First impressions were that I thought I’d broken the thing in seconds. I got it out of the box, went to twist the outflow, heard a ping and then it all went limp. I had to open it up, which revealed layer upon layer of well-sealed, snugly-fitting parts. Then I found my 'broken' piece — a tiny metal pin that had pinged out as a failsafe against heavy-handed thugs like me. 

The impeller is solid, and spins like a well-trained ballerina. Tiny rubber rings keep it in place, making it quiet when running. 

The outlet has the most ingenious yet simple swivelling nozzle. Gears and pinions inside mean that as the unit flows, the nozzle swings back and forth across a 120° field. A wheel-type controller on the flank allows you to adjust flow up and down. You can ping the included venturi kit on the spout, too, if you’re the kind of aquarist who likes fine bubbles and a filter that sounds like a pig with a sinus infection. 

The filter chamber is an exercise in basic innovation, some so obvious that it’s amazing it has taken this long. The flow of water is channelled through grilles on either side of the unit, up and over and into the filter body proper. Inside it is not just a single large foam, but two close foams, each sat on an individual strainer. It means you get lashings of extra mechanical surface area for no extra physical presence.

Directly behind the strainers, in a darkened compartment, is space for your carbon (included), which feeds to another darkened chamber into which you can place your sintered glass biomedia (like mini biomax, also included). 
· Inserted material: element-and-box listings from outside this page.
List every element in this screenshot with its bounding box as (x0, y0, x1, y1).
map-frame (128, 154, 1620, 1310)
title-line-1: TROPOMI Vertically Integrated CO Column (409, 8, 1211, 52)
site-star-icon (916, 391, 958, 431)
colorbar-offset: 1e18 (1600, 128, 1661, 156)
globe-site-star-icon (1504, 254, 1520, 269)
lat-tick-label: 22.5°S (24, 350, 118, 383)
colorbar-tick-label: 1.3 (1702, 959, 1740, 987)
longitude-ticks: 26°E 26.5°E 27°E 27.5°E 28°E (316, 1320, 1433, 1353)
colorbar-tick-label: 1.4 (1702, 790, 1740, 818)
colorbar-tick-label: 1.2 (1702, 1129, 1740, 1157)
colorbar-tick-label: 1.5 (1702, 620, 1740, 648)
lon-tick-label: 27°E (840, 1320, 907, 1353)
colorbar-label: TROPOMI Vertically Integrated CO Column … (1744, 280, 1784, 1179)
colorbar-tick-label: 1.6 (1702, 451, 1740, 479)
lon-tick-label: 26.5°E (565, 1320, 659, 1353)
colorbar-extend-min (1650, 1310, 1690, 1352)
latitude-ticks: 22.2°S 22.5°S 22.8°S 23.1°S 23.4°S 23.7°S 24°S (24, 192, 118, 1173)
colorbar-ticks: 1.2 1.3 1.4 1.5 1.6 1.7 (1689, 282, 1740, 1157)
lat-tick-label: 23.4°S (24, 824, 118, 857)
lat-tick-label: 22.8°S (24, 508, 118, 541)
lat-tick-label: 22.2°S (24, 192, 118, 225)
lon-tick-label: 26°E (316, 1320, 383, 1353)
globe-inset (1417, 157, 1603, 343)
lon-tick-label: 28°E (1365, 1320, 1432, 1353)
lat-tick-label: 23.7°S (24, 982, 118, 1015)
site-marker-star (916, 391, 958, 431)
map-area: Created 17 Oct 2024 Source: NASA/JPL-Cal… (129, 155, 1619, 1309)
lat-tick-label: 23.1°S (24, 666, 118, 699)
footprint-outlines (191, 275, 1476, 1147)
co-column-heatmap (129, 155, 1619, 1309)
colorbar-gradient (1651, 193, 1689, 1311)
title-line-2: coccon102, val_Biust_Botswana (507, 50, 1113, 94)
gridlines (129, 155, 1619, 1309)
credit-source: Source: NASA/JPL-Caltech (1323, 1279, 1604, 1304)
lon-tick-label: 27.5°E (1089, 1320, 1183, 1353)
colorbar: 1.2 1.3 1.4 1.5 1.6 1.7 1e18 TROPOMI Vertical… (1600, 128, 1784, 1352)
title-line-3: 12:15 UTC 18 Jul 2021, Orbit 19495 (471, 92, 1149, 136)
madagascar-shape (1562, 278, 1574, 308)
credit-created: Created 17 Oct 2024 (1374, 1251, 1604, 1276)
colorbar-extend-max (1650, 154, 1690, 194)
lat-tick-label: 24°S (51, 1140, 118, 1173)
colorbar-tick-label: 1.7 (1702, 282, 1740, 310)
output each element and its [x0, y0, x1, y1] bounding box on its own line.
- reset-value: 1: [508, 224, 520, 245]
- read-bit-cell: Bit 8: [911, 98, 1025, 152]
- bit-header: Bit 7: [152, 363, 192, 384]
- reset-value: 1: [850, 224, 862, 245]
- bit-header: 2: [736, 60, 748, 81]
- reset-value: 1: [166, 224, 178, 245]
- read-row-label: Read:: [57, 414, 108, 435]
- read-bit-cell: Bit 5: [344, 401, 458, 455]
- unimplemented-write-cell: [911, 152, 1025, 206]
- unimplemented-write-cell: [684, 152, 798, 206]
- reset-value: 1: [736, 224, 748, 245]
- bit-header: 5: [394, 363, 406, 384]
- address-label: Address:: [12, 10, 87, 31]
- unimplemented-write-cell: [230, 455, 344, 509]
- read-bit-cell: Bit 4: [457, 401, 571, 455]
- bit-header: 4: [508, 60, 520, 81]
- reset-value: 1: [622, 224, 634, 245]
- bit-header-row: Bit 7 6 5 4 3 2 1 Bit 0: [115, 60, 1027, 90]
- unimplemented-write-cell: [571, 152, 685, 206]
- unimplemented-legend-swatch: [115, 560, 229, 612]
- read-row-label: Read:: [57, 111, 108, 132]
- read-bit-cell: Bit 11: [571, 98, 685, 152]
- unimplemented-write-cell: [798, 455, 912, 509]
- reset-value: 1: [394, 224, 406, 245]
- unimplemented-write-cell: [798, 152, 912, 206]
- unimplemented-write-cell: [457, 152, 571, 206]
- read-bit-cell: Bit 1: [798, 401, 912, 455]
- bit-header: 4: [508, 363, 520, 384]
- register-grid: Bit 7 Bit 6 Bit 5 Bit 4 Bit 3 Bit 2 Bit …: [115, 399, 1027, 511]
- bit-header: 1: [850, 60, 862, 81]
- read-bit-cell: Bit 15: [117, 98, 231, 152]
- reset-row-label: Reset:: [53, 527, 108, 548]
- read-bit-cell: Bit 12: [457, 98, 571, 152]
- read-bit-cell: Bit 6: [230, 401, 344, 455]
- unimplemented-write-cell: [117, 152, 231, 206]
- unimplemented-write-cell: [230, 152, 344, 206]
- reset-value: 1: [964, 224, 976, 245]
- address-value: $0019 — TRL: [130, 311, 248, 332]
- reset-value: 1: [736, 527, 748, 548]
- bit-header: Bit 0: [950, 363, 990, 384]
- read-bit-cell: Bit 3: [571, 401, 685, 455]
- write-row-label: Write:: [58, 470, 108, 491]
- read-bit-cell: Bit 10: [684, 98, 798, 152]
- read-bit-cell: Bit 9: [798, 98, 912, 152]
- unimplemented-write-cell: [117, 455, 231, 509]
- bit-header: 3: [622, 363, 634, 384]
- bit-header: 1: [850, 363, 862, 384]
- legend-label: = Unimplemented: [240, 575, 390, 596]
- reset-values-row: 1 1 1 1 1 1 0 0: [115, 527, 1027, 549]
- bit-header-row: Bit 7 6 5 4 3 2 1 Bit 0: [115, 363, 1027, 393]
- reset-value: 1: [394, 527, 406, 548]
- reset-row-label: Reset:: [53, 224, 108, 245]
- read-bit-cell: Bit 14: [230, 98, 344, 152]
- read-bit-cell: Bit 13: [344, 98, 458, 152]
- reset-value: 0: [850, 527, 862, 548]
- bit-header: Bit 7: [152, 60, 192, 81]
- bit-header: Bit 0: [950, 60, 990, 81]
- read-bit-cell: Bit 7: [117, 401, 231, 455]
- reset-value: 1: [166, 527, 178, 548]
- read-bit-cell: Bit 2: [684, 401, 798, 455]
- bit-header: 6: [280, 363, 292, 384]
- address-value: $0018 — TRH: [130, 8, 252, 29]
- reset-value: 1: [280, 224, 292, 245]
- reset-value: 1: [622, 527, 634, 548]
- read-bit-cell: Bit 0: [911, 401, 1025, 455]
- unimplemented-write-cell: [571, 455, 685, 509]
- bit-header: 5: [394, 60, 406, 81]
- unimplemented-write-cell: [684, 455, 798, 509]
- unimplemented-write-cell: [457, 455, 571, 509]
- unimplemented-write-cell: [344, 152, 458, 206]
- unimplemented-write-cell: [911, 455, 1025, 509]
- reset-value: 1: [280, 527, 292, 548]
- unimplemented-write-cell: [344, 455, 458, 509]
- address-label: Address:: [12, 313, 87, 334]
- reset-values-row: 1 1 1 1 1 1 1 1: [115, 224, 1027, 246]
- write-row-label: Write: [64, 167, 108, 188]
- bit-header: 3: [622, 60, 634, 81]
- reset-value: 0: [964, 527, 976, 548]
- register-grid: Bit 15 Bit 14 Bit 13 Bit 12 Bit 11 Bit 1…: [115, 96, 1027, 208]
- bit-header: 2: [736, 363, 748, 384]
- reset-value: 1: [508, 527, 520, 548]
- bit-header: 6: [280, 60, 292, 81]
There are downsides. The main downside is that a lot of aquarists are lazy when it comes to filter maintenance. If that’s you, then you won’t like it. There are lots of parts to clean, and regularly if you want it running optimally. The clear casing for the foams will get grubby fast, undermining the aesthetic quality of it all. 

The 328 has a flow rate of 200 lph set at its lowest, and 1000 lph at full pelt. It’s rated by the manufacturers for a tank up to 300 l/66 gal, which I feel might be stretching it, based on how many fish I know people will cram into a typical Rio 300. I reckon 200 l/44 gal myself, but I could be surprised. 


Outrageously good. I love this, and think you will too. You get a lot for your loot, and the whole thing looks and feels quality. 

Ease of use:




Value for money:


Overall score:



RRP £75.99, but most stores selling it at around £37.99.